Mortgage Rates Dip for a Third Week in a Row
December started on a bright note with a drop in mortgage rates. According to a Freddie Mac report released today, the average rate for a 30-year fixed mortgage fell to 6.49%, while a 15-year fixed home loan dropped to 5.76%. This is a decline for the third consecutive week and the lowest in two months.
This change is likely due to signs from Federal Reserve Board that hint at easing up on short-term hikes.
"Mortgage rates continued to drop this week as optimism grows around the prospect that the Federal Reserve will slow ... rate hikes," said Freddie Mac's chief economist, Sam Khater.
The Fed raised its benchmark rate six times this year to battle inflation, the most aggressive campaign since the 1980s.
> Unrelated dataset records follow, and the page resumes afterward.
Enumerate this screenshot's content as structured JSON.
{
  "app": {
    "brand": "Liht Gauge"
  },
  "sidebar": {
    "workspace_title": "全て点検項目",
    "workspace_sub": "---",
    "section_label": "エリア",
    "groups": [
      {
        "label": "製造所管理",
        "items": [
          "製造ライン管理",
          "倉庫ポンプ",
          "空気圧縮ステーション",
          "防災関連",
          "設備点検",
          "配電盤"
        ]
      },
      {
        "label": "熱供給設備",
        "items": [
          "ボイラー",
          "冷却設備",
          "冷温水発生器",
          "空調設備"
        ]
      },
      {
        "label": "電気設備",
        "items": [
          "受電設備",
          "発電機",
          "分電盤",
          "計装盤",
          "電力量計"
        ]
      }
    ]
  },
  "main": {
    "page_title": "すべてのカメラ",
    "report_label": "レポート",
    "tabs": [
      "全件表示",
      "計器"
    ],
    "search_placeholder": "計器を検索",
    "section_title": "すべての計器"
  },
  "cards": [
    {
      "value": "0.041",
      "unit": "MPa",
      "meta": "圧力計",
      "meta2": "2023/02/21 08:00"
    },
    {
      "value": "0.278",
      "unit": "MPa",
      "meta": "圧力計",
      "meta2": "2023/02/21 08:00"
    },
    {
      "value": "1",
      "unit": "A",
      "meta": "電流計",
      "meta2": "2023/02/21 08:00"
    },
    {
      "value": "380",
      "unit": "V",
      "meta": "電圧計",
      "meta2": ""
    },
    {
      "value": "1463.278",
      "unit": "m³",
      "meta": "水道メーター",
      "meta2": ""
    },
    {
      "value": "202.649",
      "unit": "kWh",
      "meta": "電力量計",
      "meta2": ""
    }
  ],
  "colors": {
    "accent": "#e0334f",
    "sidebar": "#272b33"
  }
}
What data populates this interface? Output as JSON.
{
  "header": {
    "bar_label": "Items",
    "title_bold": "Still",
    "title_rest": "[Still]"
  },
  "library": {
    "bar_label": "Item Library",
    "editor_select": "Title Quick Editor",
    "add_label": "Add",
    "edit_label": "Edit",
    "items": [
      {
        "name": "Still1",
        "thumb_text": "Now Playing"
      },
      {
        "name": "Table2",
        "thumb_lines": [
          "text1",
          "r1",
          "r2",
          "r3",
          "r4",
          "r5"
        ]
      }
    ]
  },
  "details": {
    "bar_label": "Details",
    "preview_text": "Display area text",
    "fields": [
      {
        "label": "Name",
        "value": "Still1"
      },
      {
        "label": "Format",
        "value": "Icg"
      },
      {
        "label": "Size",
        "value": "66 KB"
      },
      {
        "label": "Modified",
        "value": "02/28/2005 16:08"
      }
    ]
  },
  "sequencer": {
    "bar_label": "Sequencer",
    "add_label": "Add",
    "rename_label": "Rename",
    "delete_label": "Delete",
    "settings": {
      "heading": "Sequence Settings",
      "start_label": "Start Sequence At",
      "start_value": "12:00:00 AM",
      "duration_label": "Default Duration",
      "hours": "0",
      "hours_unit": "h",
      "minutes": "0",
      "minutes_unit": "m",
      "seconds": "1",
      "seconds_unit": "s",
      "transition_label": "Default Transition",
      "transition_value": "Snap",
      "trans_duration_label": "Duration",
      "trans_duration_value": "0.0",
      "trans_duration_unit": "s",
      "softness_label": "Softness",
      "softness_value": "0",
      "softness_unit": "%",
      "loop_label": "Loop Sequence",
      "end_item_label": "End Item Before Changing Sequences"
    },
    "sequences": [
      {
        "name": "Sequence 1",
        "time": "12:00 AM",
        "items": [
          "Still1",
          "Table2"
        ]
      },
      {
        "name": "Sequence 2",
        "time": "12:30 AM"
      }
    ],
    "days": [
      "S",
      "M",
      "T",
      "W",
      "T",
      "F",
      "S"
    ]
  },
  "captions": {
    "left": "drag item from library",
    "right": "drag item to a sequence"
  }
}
While Fed rate changes don't directly impact home loan rates, it influences bond investors by signaling the economy's direction.
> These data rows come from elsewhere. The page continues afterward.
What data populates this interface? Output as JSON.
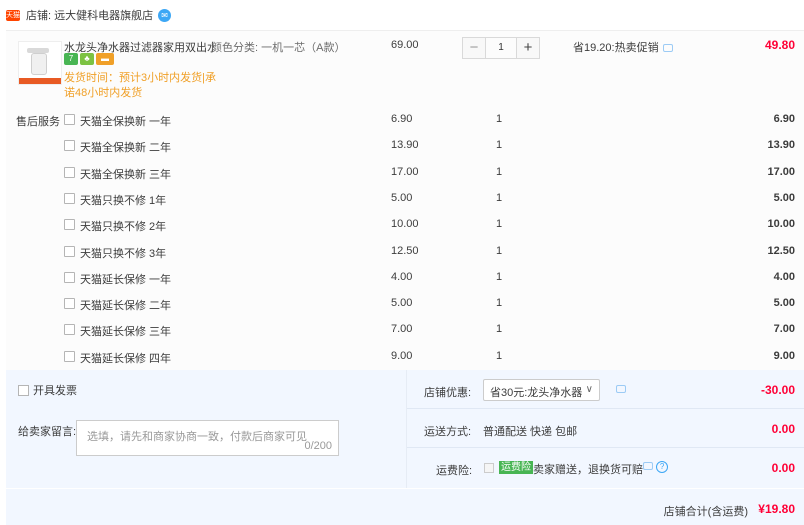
{
  "shop": {
    "logo_text": "天猫",
    "name": "店铺: 远大健科电器旗舰店"
  },
  "product": {
    "name": "水龙头净水器过滤器家用双出水...",
    "sku": "颜色分类: 一机一芯（A款）",
    "badge_icons": [
      "seven-day-return-icon",
      "leaf-icon",
      "card-icon"
    ],
    "badge_labels": [
      "7",
      "",
      ""
    ],
    "shipping_line1": "发货时间：预计3小时内发货|承",
    "shipping_line2": "诺48小时内发货",
    "price": "69.00",
    "quantity": "1",
    "promo": "省19.20:热卖促销",
    "final_price": "49.80"
  },
  "after_sales_label": "售后服务",
  "services": [
    {
      "name": "天猫全保换新 一年",
      "price": "6.90",
      "qty": "1",
      "total": "6.90"
    },
    {
      "name": "天猫全保换新 二年",
      "price": "13.90",
      "qty": "1",
      "total": "13.90"
    },
    {
      "name": "天猫全保换新 三年",
      "price": "17.00",
      "qty": "1",
      "total": "17.00"
    },
    {
      "name": "天猫只换不修 1年",
      "price": "5.00",
      "qty": "1",
      "total": "5.00"
    },
    {
      "name": "天猫只换不修 2年",
      "price": "10.00",
      "qty": "1",
      "total": "10.00"
    },
    {
      "name": "天猫只换不修 3年",
      "price": "12.50",
      "qty": "1",
      "total": "12.50"
    },
    {
      "name": "天猫延长保修 一年",
      "price": "4.00",
      "qty": "1",
      "total": "4.00"
    },
    {
      "name": "天猫延长保修 二年",
      "price": "5.00",
      "qty": "1",
      "total": "5.00"
    },
    {
      "name": "天猫延长保修 三年",
      "price": "7.00",
      "qty": "1",
      "total": "7.00"
    },
    {
      "name": "天猫延长保修 四年",
      "price": "9.00",
      "qty": "1",
      "total": "9.00"
    }
  ],
  "invoice_label": "开具发票",
  "memo": {
    "label": "给卖家留言:",
    "placeholder": "选填，请先和商家协商一致，付款后商家可见",
    "count": "0/200"
  },
  "coupon": {
    "label": "店铺优惠:",
    "selected": "省30元:龙头净水器",
    "value": "-30.00"
  },
  "delivery": {
    "label": "运送方式:",
    "method": "普通配送 快递 包邮",
    "value": "0.00"
  },
  "insurance": {
    "label": "运费险:",
    "badge": "运费险",
    "text": "卖家赠送，退换货可赔",
    "value": "0.00"
  },
  "total": {
    "label": "店铺合计(含运费)",
    "value": "¥19.80"
  }
}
Investors opt to buy mortgage bonds more when economic data shows easing inflation. When inflation is gaining, however, fixed-asset investors typically demand higher yields to protect their returns, thus, resulting in higher mortgage rates.
Looking Ahead at 2023
The Mortgage Banker's Association forecasted last week that the average rate for a 30-year fixed mortgage likely will peak at 6.7% this quarter but fall to 5.2% in 2023's fourth quarter.